I grew up with Missouri basketball heartbreak. It started in 1994, watching Khalid Reeves and Arizona end Norm Stewart’s dream run. A year later, Tyus Edney went coast-to-coast, and my childhood ended in 4.8 seconds. Norfolk State? Kim Anderson’s lost years? Just more scars.
And now, this.
Missouri, a 6-seed with so much promise, fell flat in Wichita, losing 67-57 to 11-seed Drake
The nightmare has become all too common for Mizzou fans, thousands of which attempted to will the Tigers to victory.

Bennett Stirtz, the Liberty, MO native who began his career at Northwest Missouri State. torched Mizzou on 8-11 shooting in a raucous Intrust Bank Arena. Drake, the mid-major darlings, outworked, outshot, and ultimately outplayed a team that, just weeks ago, seemed destined for a deep run.
Walking into the postgame locker room, the scene was brutal. Mark Mitchell sat at his locker, staring at the floor, eyes welling up as he tried to put into words what went wrong. Ant Robinson, normally so composed, struggled through the answers. They knew—they all knew—this season wasn’t supposed to end like this.
It had all started so well. The Tigers beat Kansas. They stormed into Gainesville and toppled No. 1 Florida on their home court.
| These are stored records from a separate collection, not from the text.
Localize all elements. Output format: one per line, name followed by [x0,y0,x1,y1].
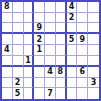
cell-r9c1-empty[interactable] [2,88,13,99]
cell-r5c5-empty[interactable] [45,45,56,56]
cell-r4c6-empty[interactable] [56,34,67,45]
cell-r3c5-empty[interactable] [45,23,56,34]
cell-r2c4-empty[interactable] [34,13,45,24]
cell-r7c6-given-8[interactable]: 8 [56,67,67,78]
cell-r9c7-empty[interactable] [67,88,78,99]
cell-r8c3-empty[interactable] [24,78,35,89]
cell-r4c3-empty[interactable] [24,34,35,45]
cell-r1c9-empty[interactable] [88,2,99,13]
cell-r1c8-empty[interactable] [77,2,88,13]
cell-r7c5-given-4[interactable]: 4 [45,67,56,78]
cell-r4c5-empty[interactable] [45,34,56,45]
cell-r3c8-empty[interactable] [77,23,88,34]
cell-r7c9-empty[interactable] [88,67,99,78]
cell-r6c9-empty[interactable] [88,56,99,67]
cell-r2c7-given-2[interactable]: 2 [67,13,78,24]
cell-r5c3-empty[interactable] [24,45,35,56]
cell-r5c8-empty[interactable] [77,45,88,56]
cell-r6c4-empty[interactable] [34,56,45,67]
cell-r4c7-given-5[interactable]: 5 [67,34,78,45]
cell-r5c6-empty[interactable] [56,45,67,56]
cell-r6c8-empty[interactable] [77,56,88,67]
cell-r1c5-empty[interactable] [45,2,56,13]
cell-r9c9-empty[interactable] [88,88,99,99]
cell-r7c4-empty[interactable] [34,67,45,78]
cell-r8c9-given-3[interactable]: 3 [88,78,99,89]
cell-r5c9-empty[interactable] [88,45,99,56]
cell-r9c4-empty[interactable] [34,88,45,99]
cell-r5c1-given-4[interactable]: 4 [2,45,13,56]
cell-r7c7-empty[interactable] [67,67,78,78]
cell-r8c4-empty[interactable] [34,78,45,89]
cell-r8c8-empty[interactable] [77,78,88,89]
cell-r3c1-empty[interactable] [2,23,13,34]
cell-r3c2-empty[interactable] [13,23,24,34]
cell-r1c3-empty[interactable] [24,2,35,13]
cell-r9c3-empty[interactable] [24,88,35,99]
cell-r3c7-empty[interactable] [67,23,78,34]
cell-r4c1-empty[interactable] [2,34,13,45]
cell-r6c6-empty[interactable] [56,56,67,67]
cell-r6c2-empty[interactable] [13,56,24,67]
cell-r5c2-empty[interactable] [13,45,24,56]
cell-r2c1-empty[interactable] [2,13,13,24]
cell-r4c4-given-2[interactable]: 2 [34,34,45,45]
cell-r4c8-given-9[interactable]: 9 [77,34,88,45]
cell-r9c6-empty[interactable] [56,88,67,99]
cell-r6c7-empty[interactable] [67,56,78,67]
cell-r6c1-empty[interactable] [2,56,13,67]
cell-r2c8-empty[interactable] [77,13,88,24]
sudoku-board: 84292594114862357 [0,0,101,101]
cell-r4c2-empty[interactable] [13,34,24,45]
cell-r1c4-empty[interactable] [34,2,45,13]
cell-r8c7-empty[interactable] [67,78,78,89]
cell-r1c1-given-8[interactable]: 8 [2,2,13,13]
cell-r1c6-empty[interactable] [56,2,67,13]
cell-r7c2-empty[interactable] [13,67,24,78]
cell-r1c2-empty[interactable] [13,2,24,13]
cell-r6c5-empty[interactable] [45,56,56,67]
cell-r7c8-given-6[interactable]: 6 [77,67,88,78]
cell-r3c6-empty[interactable] [56,23,67,34]
cell-r9c2-given-5[interactable]: 5 [13,88,24,99]
cell-r9c8-empty[interactable] [77,88,88,99]
cell-r8c5-empty[interactable] [45,78,56,89]
cell-r3c9-empty[interactable] [88,23,99,34]
cell-r2c9-empty[interactable] [88,13,99,24]
cell-r3c4-given-9[interactable]: 9 [34,23,45,34]
cell-r2c2-empty[interactable] [13,13,24,24]
cell-r8c6-empty[interactable] [56,78,67,89]
cell-r9c5-given-7[interactable]: 7 [45,88,56,99]
cell-r2c5-empty[interactable] [45,13,56,24]
cell-r8c2-given-2[interactable]: 2 [13,78,24,89]
cell-r8c1-empty[interactable] [2,78,13,89]
cell-r2c3-empty[interactable] [24,13,35,24]
cell-r4c9-empty[interactable] [88,34,99,45]
cell-r7c1-empty[interactable] [2,67,13,78]
cell-r7c3-empty[interactable] [24,67,35,78]
cell-r1c7-given-4[interactable]: 4 [67,2,78,13]
cell-r5c4-given-1[interactable]: 1 [34,45,45,56]
cell-r2c6-empty[interactable] [56,13,67,24]
cell-r3c3-empty[interactable] [24,23,35,34]
cell-r6c3-given-1[interactable]: 1 [24,56,35,67]
cell-r5c7-empty[interactable] [67,45,78,56]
February 19, Mizzou Arena rocked as they took down Alabama. But something changed. Caleb Grill’s shooting went ice cold. The defense stopped forcing turnovers. That relentless energy, the one that made Missouri so dangerous, just disappeared.
And on Thursday night, Drake made them pay for it.
Dennis Gates has given this program life. He took them from SEC irrelevance to national conversation in just a few years. But this loss? It stings. Now the question lingers: where does Missouri go from here?